Cognitive rapport—‘do I get your story?—is different from emotional rapport—‘do I feel
your pain?’—and a kind of empathic concern is different again.
In a specialised study of US Supreme Court hearing, Benus and colleagues (Benus, et al (in
press) Knowledge Based Systems. “Entrainment, Dominance and Alliance in Supreme Court
Hearings”) study the largely unconscious processes that indicate that Justices and counsel
are becoming entrained in their thinking and reasoning—as indicated by speech patterns
and markers.
So, my speculation with respect to walking is simply this: when people walk and talk they
privilege the sound channel—the talk and metalinguistic clues—over the visual cues. In face
to face contexts, visual cues come more to the fore and while this may or may not promote
entrainment in the bodily sense (I mimic your gestures and posture and vice versa) perhaps
it does NOT promote understanding. In Goleman’s terms, it may be that cognitive rapport in
particular is enhanced by listening. Walking together seems peculiarly suited to this. As we
walk, we scan the environment—pathway, trip hazards, traffic, etc.—in a relatively routine
and unconscious way—largely freeing our conscious processes for talking and listening.
Moreover, there is a distinct possibility that the presence of visual cues may have a negative
effect not only in distracting from speech but also in blocking or diverting the speech
patterns.
The myriad of books on how to have fierce, crucial, difficult or life changing conversations
attest to the fact that such conversations are not easy. Yet in this literature there is little if
any attention given to the precise communicative context and the way that non-verbal cues
may shape the conversation for better or worse.

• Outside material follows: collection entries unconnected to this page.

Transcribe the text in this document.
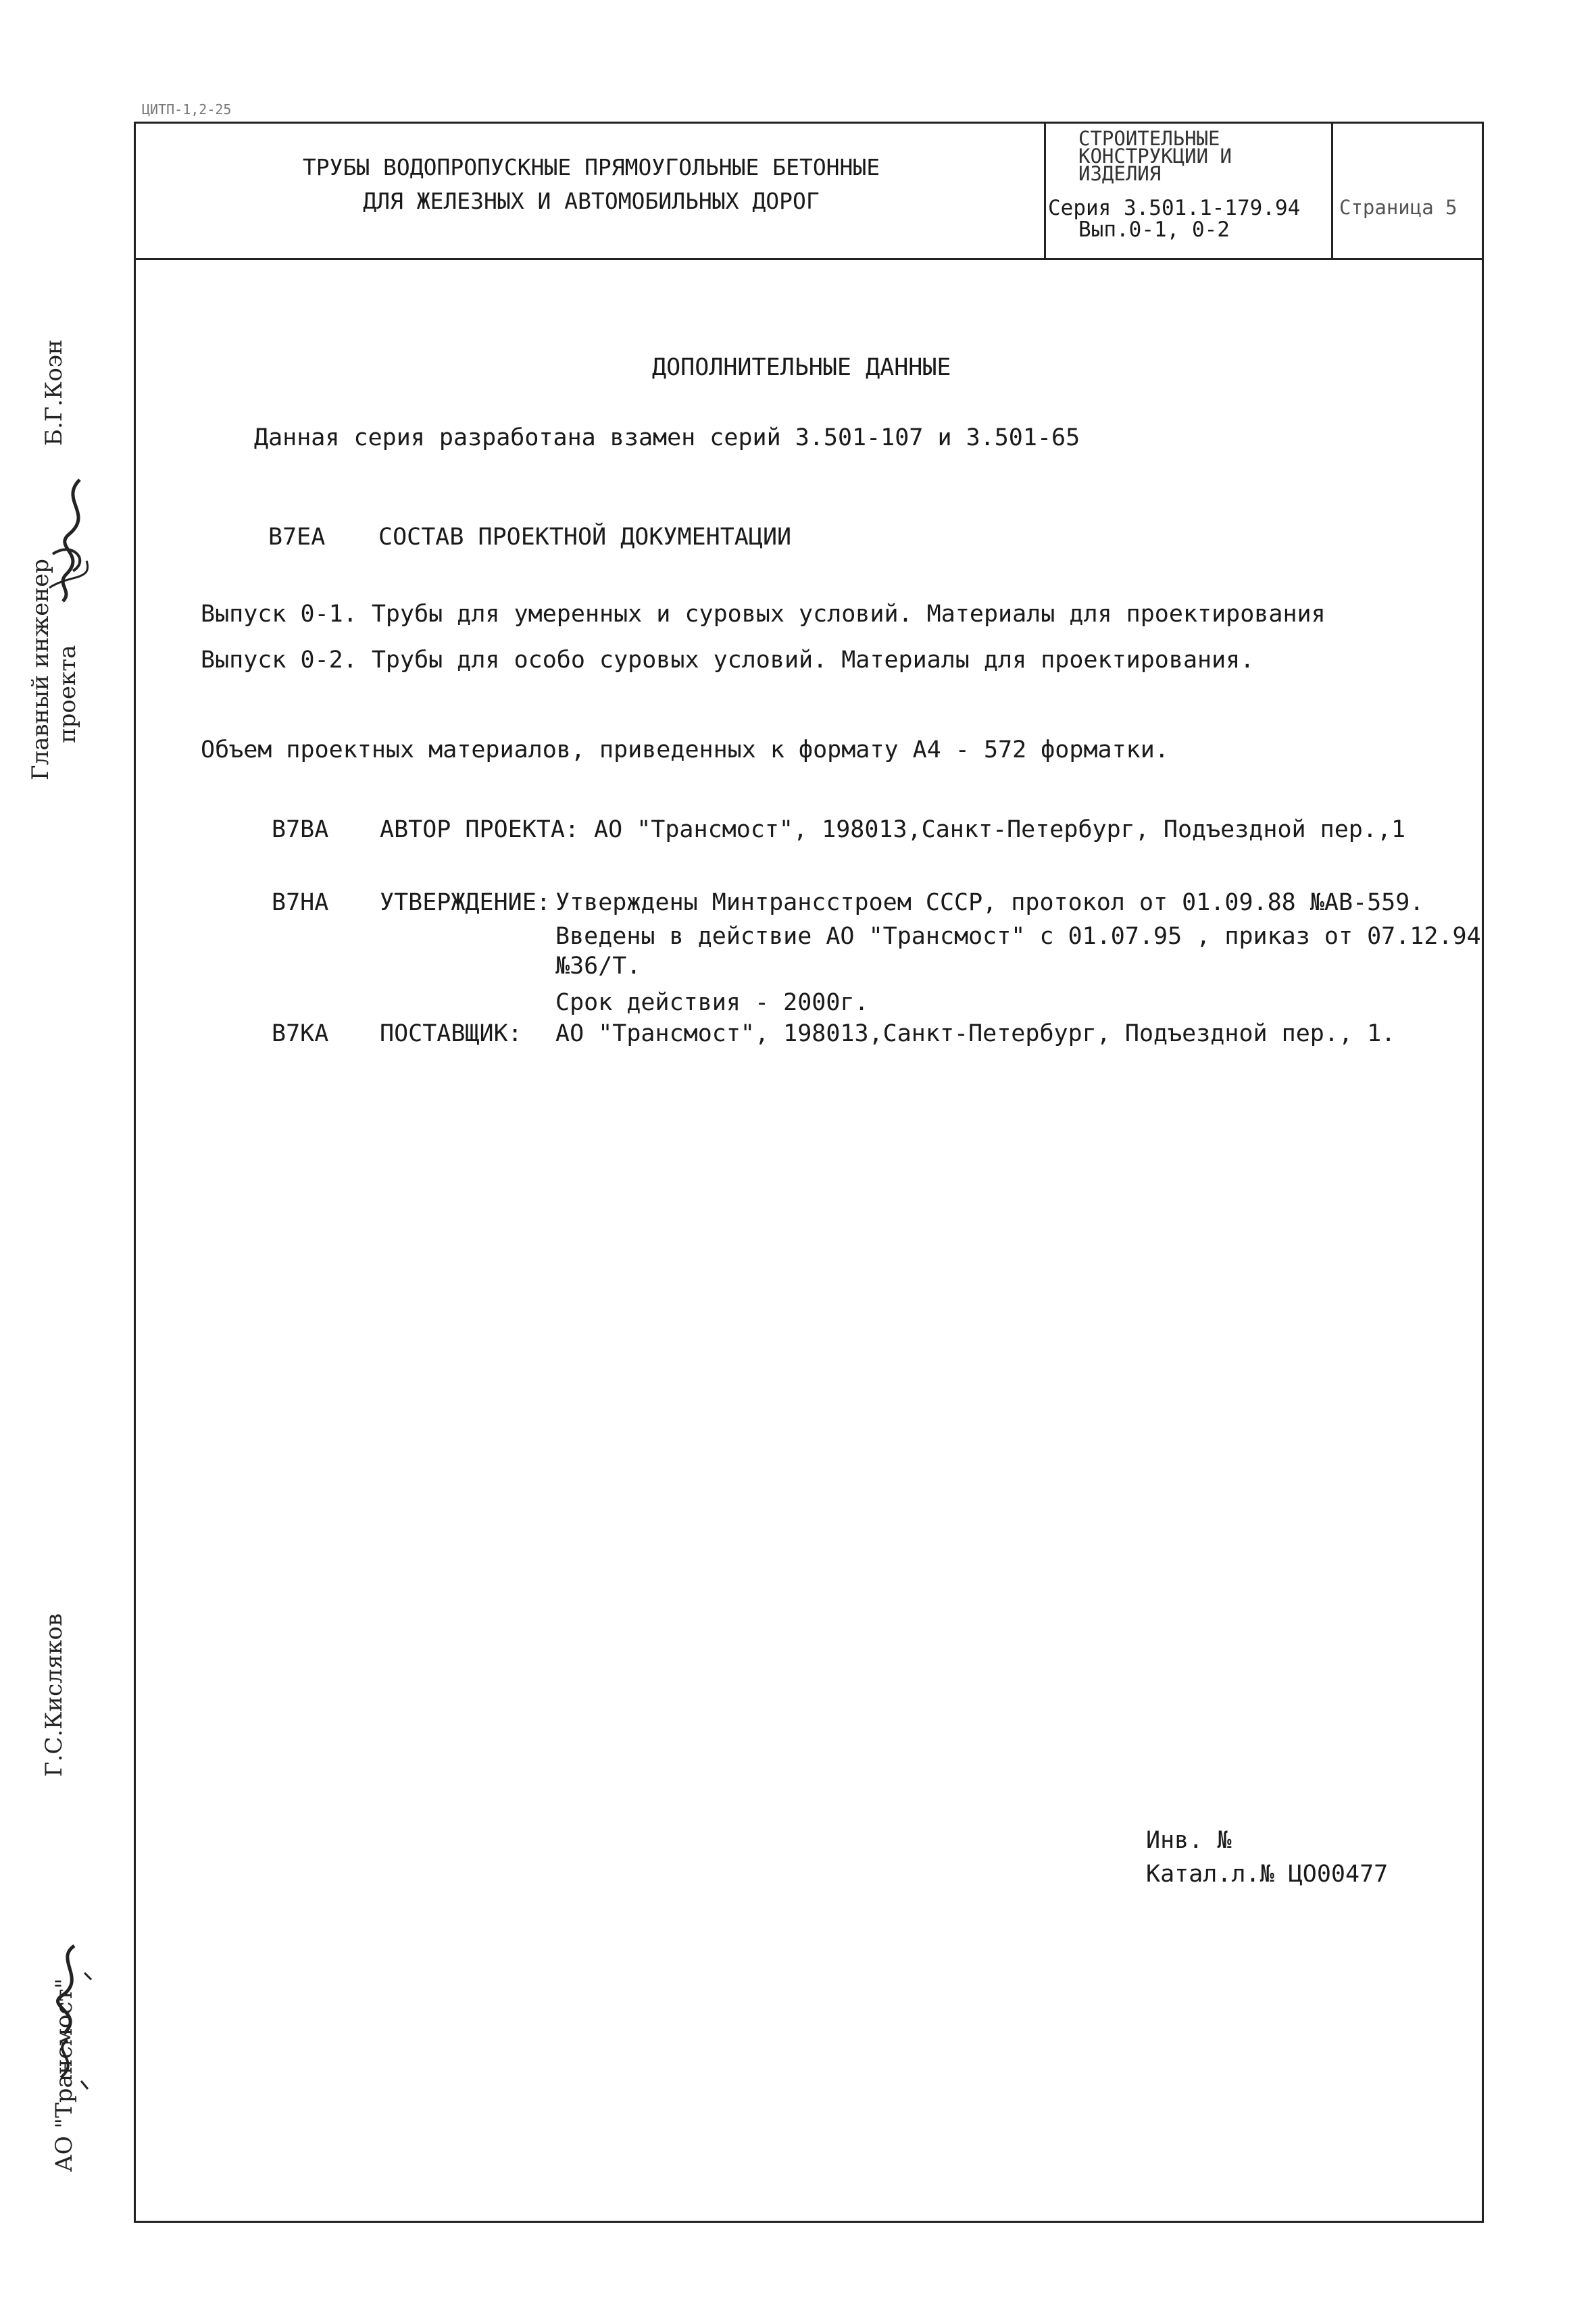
ЦИТП-1,2-25
ТРУБЫ ВОДОПРОПУСКНЫЕ ПРЯМОУГОЛЬНЫЕ БЕТОННЫЕ
ДЛЯ ЖЕЛЕЗНЫХ И АВТОМОБИЛЬНЫХ ДОРОГ
СТРОИТЕЛЬНЫЕ
КОНСТРУКЦИИ И
ИЗДЕЛИЯ
Серия 3.501.1-179.94
Вып.0-1, 0-2
Страница 5
ДОПОЛНИТЕЛЬНЫЕ ДАННЫЕ
Данная серия разработана взамен серий 3.501-107 и 3.501-65
В7ЕА СОСТАВ ПРОЕКТНОЙ ДОКУМЕНТАЦИИ
Выпуск 0-1. Трубы для умеренных и суровых условий. Материалы для проектирования
Выпуск 0-2. Трубы для особо суровых условий. Материалы для проектирования.
Объем проектных материалов, приведенных к формату А4 - 572 форматки.
В7ВА АВТОР ПРОЕКТА: АО "Трансмост", 198013,Санкт-Петербург, Подъездной пер.,1
В7НА УТВЕРЖДЕНИЕ: Утверждены Минтрансстроем СССР, протокол от 01.09.88 №АВ-559.
Введены в действие АО "Трансмост" с 01.07.95 , приказ от 07.12.94
№36/Т.
Срок действия - 2000г.
В7КА ПОСТАВЩИК: АО "Трансмост", 198013,Санкт-Петербург, Подъездной пер., 1.
Инв. №
Катал.л.№ ЦО00477
Главный инженер проекта
Б.Г.Коэн
АО "Трансмост"
Г.С.Кисляков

Reflection, however, reminds us that
making and breaking eye contact, noticing facial expressions and so on may all encourage or
discourage certain lines of talk. Being side by side as we walk (or in the special case walking
ahead) removes this and in so doing seems to offer more gain than loss.
The best-selling author Liane Moriarty puts this nicely in her recent novel Big Little Lies.
Describing conversation between protagonists Jane and Celeste she writes:
Recently, they’d both begun to tentatively open up.It was interesting how you could
say things when you were walking that you might not otherwise have said with the
pressure of eye contact across a table.
I suggest that this explains how it is that the walk leads to much more open, much more
engaged and much ‘deeper’ conversations than we are likely to get sitting round on chairs in
an office. (We might also note that the psychotherapeutic tradition with the patient on a
couch while the therapist attempts the ‘talking cure’ is not so far removed from the idea
here.)
Combine this major benefit with side benefits of exercise and an escape from distractions
and I think we can see why this old, tried and trusted technique might be brought back into
focus, and purposively deployed, as a major tool for improved communications.

5 POST SCRIPT: TALKING IN THE CAR


Several people have described a very similar effect of good conversations when driving with
a family member, friend or colleague in the car. The commonest example I have come
across centres on parents reporting a good conversation with a teenager while driving,
something they found both rewarding and unusual. Some added that the known time
duration seemed to aid this—the knowledge that it would not “go on and on” encouraging
the teenager to open up.
Absent the health benefits of walking, almost everything I have said above applies to a car
trip.
Finally, this argument would not be complete without noting that the final bits of the puzzle
were located and clicked into the picture in a side by side conversation with my wife (Dr
Pamela Kinnear) as we drove from Canberra to the coast. It lacked the healthy exercise
component but in every other way fit the argument above—freed from any time
constraints, sharing the view out of the windows and able to think aloud and let ideas go
where they would was simply exhilarating.